We can see the VPC and Subnet created by Terraform on the AWS console.

4. Upload terraform state to S3

We can now upload the local terraform state file in a S3 bucket. In this example we push it in the bucket "xplanetfstate". This along with the region and the AWS credentials can be configured in the ProviderConfig, which will be used by Crossplane Compositions and Claims in the next sections:

apiVersion: tf.upbound.io/v1beta1
kind: ProviderConfig
metadata:
  name: aws-us-east-1
spec:
  configuration: |
    terraform {
      backend "s3" {
        bucket     = "xplanetfstate"
        key        = "terraform.tfstate"
        region     = "us-east-1"
        access_key = "KEY"
        secret_key = "SECRET"
      }
    }
    provider "aws" {
      shared_credentials_file = "aws-creds.ini"
      region = "us-east-1"
    }
  credentials:
    - filename: aws-creds.ini
      secretRef:
        key: creds
        name: aws-creds
        namespace: crossplane-system
      source: Secret

5. Use Terraform Provider by Crossplane

We can achieve the same result using the Terraform workspace but letting it be provisioned via Terraform Provider by Crossplane.

6. Apply via composition

Let's see an example of using a composition to apply the same Terraform module but now via Terraform Provider by Crossplane:

kubectl apply -f crossplane/composition-tf-only/composition.yaml
kubectl apply -f crossplane/composition-tf-only/subnet-tf.yaml

This will provision the same VPC & Subnet but via a workspace object that internally uses Terraform itself.

7. Iterative migration with existing state

We can now take an iterative journey and re-use our existing terraform state that we originally uploaded to S3:

kubectl apply -f crossplane/composition-tf-and-native/composition.yaml
kubectl apply -f crossplane/composition-tf-and-native/subnet-mixed.yaml

In this case the same VPC provisioned originally by Terraform is continued to be used by Crossplane and is managed by Terraform Provider.

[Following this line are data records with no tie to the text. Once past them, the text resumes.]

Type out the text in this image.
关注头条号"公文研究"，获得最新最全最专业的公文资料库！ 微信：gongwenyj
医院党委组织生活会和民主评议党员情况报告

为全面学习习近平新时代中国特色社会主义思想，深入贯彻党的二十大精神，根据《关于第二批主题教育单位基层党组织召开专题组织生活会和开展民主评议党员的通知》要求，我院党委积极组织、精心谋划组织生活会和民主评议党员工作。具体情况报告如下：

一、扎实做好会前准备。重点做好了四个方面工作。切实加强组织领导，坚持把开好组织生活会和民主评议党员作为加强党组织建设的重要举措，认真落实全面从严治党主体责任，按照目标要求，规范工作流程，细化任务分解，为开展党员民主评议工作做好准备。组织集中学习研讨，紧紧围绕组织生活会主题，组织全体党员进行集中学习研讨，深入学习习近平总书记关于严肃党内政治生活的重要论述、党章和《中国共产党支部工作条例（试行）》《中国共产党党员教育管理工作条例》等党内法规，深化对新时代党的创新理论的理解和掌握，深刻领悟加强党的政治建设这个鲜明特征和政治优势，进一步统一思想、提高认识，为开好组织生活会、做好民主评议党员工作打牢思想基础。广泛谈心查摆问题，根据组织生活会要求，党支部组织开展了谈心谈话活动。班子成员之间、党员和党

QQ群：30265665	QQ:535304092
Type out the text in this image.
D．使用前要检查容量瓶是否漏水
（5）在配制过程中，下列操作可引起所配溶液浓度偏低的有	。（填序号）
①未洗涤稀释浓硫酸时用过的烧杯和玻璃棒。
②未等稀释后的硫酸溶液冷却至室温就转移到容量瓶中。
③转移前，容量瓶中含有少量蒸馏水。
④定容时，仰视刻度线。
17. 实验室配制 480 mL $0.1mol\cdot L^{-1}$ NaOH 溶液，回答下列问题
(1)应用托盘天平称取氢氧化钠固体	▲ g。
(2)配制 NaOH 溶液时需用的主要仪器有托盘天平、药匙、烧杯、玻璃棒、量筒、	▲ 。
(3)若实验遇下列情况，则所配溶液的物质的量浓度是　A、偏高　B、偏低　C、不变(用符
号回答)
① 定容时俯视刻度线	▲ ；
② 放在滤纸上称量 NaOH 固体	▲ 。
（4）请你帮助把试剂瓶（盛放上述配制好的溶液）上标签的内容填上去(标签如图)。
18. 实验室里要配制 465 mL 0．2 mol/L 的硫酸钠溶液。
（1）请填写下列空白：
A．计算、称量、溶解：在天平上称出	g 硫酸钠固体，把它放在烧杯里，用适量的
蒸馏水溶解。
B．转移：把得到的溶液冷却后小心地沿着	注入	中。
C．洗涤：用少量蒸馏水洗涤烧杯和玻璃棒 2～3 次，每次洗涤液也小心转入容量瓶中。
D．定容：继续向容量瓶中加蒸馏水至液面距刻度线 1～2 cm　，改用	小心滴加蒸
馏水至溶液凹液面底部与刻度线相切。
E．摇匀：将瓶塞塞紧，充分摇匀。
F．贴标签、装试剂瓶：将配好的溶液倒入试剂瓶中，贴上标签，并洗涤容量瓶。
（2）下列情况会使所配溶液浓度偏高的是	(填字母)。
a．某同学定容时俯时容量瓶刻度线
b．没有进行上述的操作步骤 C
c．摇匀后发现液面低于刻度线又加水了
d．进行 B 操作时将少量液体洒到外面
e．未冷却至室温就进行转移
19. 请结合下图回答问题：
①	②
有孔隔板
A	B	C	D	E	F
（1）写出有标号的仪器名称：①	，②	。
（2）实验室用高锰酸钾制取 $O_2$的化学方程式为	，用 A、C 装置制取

And the subnet itself is now natively managed by AWS Provider.

8. Fully native

We can eventually move to an entirely native way of managing the resources.

Conclusion

With Terraform Provider and re-using existing Terraform states we are able to assess a migration journey to native Crossplane. And of course with that, all the benefits that Crossplane brings on the table.

Looking forward to evaluating the journey on an actual production workflow!